Les Régions françaises ont pris l’habitude d’annonces gouvernementales promettant de réaliser les investissements dont la France a besoin pour l’avenir, bien que les caisses de l’Etat soient vides. Il s’agit bien sûr des faux milliards du grand emprunt qui permettent de jongler avec les chiffres à volonté. Ce 27 avril, c’était le tour du déploiement du très haut débit.
En dépit d’annonces rassurantes à bon compte, la réalité est bien plus alarmante. Justement parce que les Régions, elles, considèrent réellement que le déploiement d’infrastructures de communications électroniques à très haut débit, la fibre optique, représente un enjeu majeur pour la compétitivité de la France et pour le service aux citoyens, elles ne peuvent que déplorer que le dossier ne soit pas pris à bras le corps.
Le gouvernement se prévaut ainsi d’une enveloppe de 2 milliards d’euros, quand le coût total du déploiement du très haut débit est estimé à plus de 30 milliards. Et encore, sur ces 2 milliards, seuls 900 millions sont de réels crédits pour aider l’investissement conduit par les collectivités, lesquelles devront prendre en charge l’essentiel du financement sans qu’on le dise. Pour la suite, la plus grande incertitude règne.
Heureusement, l’Etat se réjouit de pouvoir s’appuyer sur les opérateurs privés, dont il se félicite des intentions d’investissements qui permettront d’engager le déploiement du très haut débit dans 3400 communes dans les prochaines années. C’est entre les lignes qu’il faut deviner la préséance accordée par l’Etat à l’opérateur historique pour qu’il se détermine sur son intention d’investir. On ne saurait reprocher à ce dernier qu’il le fasse dans les seules zones rentables.
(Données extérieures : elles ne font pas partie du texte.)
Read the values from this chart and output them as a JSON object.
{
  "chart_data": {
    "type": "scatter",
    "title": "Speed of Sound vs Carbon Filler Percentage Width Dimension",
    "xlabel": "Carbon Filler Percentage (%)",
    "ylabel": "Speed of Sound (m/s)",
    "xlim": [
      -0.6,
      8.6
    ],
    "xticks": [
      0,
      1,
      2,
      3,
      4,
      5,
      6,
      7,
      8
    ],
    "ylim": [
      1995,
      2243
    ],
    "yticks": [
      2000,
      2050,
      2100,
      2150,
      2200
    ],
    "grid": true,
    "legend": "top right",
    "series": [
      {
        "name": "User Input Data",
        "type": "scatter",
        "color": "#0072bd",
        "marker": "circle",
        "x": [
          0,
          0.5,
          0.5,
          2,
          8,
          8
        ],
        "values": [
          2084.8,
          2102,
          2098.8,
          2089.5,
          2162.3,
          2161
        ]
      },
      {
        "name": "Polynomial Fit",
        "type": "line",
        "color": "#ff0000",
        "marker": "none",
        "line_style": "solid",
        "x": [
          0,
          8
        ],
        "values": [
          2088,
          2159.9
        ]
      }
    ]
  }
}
L’Etat laissera ensuite aux collectivités le soin de boucher les trous et de couvrir les zones où le nombre d’abonnés est plus faible et le prix du déploiement plus élevé, sans perspective de retour sur investissement, même si la demande d’avoir enfin accès à internet dans des conditions satisfaisantes peut y être plus forte. C’est entre les lignes également qu’il faut lire qu’on ne traite pas vraiment le coût du raccordement jusqu’à l’abonné. Or, le rôle de l’Etat serait de garantir la péréquation entre les territoires et l’égalité d’accès des citoyens aux réseaux de communication. Dans un contexte de fortes tensions sur les finances publiques, il lui revient normalement d’apprécier le problème globalement, dans une logique de partage équilibré des investissements.
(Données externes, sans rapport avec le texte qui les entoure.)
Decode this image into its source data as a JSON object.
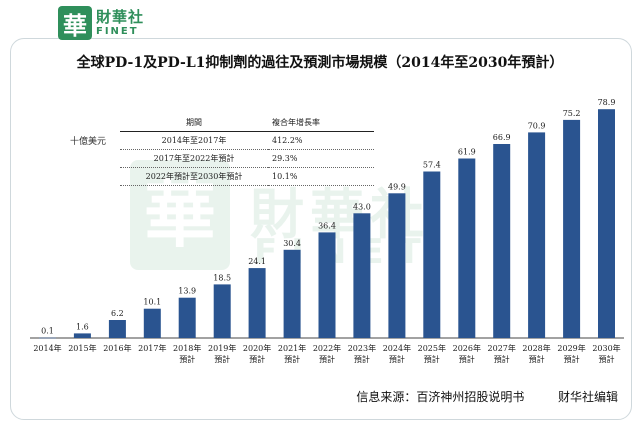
{
  "brand": {
    "logo_char": "華",
    "cn": "財華社",
    "en": "FINET"
  },
  "colors": {
    "bar": "#2a5490",
    "brand": "#2f8f5b"
  },
  "chart_data": {
    "type": "bar",
    "title": "全球PD-1及PD-L1抑制劑的過往及預測市場規模（2014年至2030年預計）",
    "ylabel": "十億美元",
    "ylim": [
      0,
      80
    ],
    "categories": [
      "2014年",
      "2015年",
      "2016年",
      "2017年",
      "2018年\n預計",
      "2019年\n預計",
      "2020年\n預計",
      "2021年\n預計",
      "2022年\n預計",
      "2023年\n預計",
      "2024年\n預計",
      "2025年\n預計",
      "2026年\n預計",
      "2027年\n預計",
      "2028年\n預計",
      "2029年\n預計",
      "2030年\n預計"
    ],
    "series": [
      {
        "values": [
          0.1,
          1.6,
          6.2,
          10.1,
          13.9,
          18.5,
          24.1,
          30.4,
          36.4,
          43.0,
          49.9,
          57.4,
          61.9,
          66.9,
          70.9,
          75.2,
          78.9
        ]
      }
    ],
    "value_labels": [
      "0.1",
      "1.6",
      "6.2",
      "10.1",
      "13.9",
      "18.5",
      "24.1",
      "30.4",
      "36.4",
      "43.0",
      "49.9",
      "57.4",
      "61.9",
      "66.9",
      "70.9",
      "75.2",
      "78.9"
    ],
    "cagr_table": {
      "headers": [
        "期間",
        "複合年增長率"
      ],
      "rows": [
        [
          "2014年至2017年",
          "412.2%"
        ],
        [
          "2017年至2022年預計",
          "29.3%"
        ],
        [
          "2022年預計至2030年預計",
          "10.1%"
        ]
      ]
    }
  },
  "footer": {
    "source": "信息来源：百济神州招股说明书",
    "editor": "财华社编辑"
  }
}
Que l’Etat soit impécunieux et ne cesse d’exiger des collectivités de financer ses missions alors qu’il gèle leurs ressources, c’est hélas permanent. Que son analyse soit d’abord fonction d’intérêts économiques et de lobbies, ce n’est plus une surprise. Mais une telle autosatisfaction est inacceptable, au regard des réalités.
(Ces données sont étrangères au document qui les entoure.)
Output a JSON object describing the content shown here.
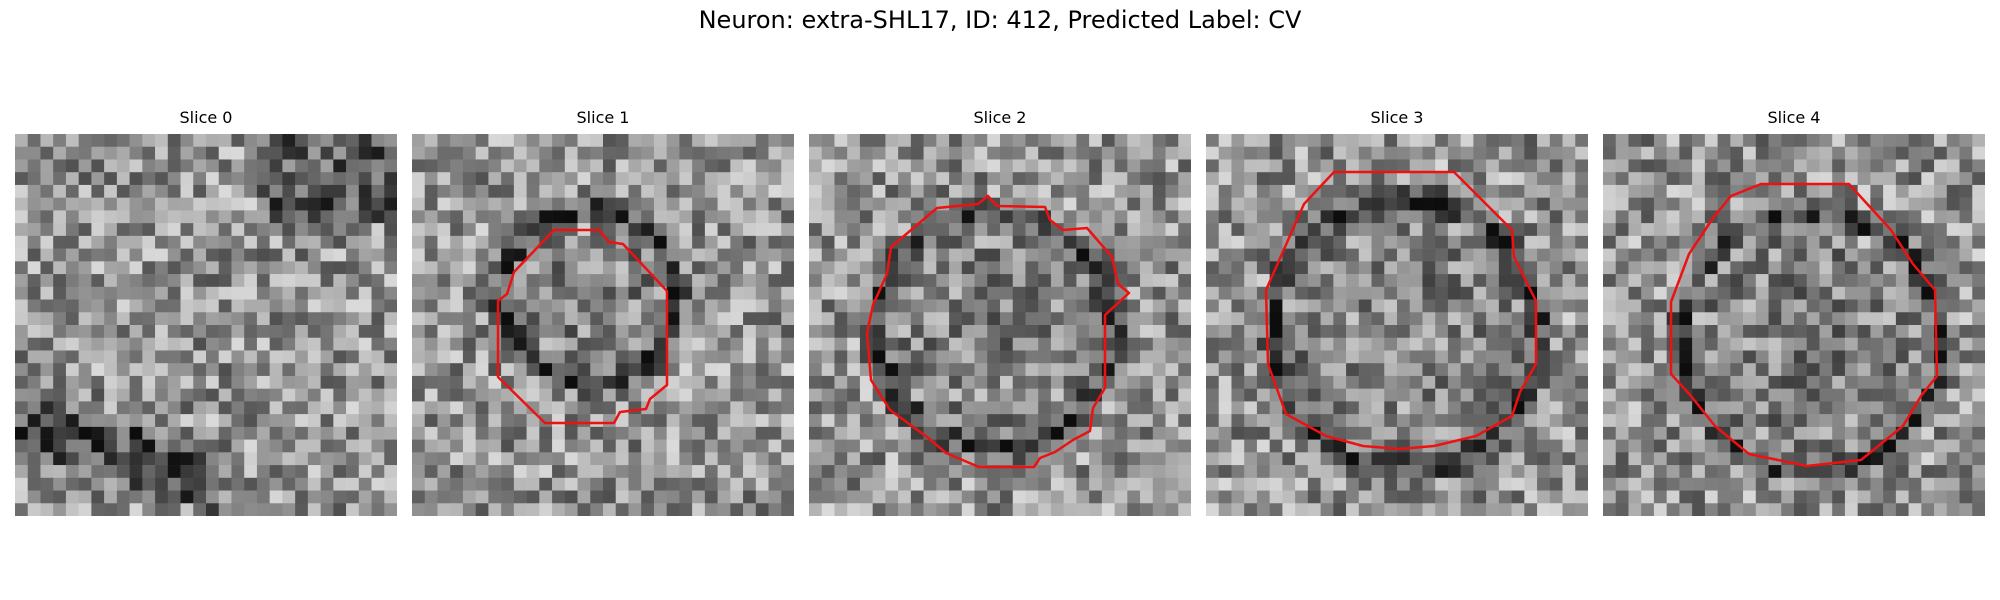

C’est la gouvernance d’ensemble du projet de déploiement du très haut débit en France qu’il faut repenser pour ne pas creuser davantage les inégalités territoriales et pour optimiser l’utilisation de l’argent public. Les Régions françaises ne veulent pas d’une deuxième fracture numérique et prendront l’initiative de formuler très rapidement des propositions alternatives.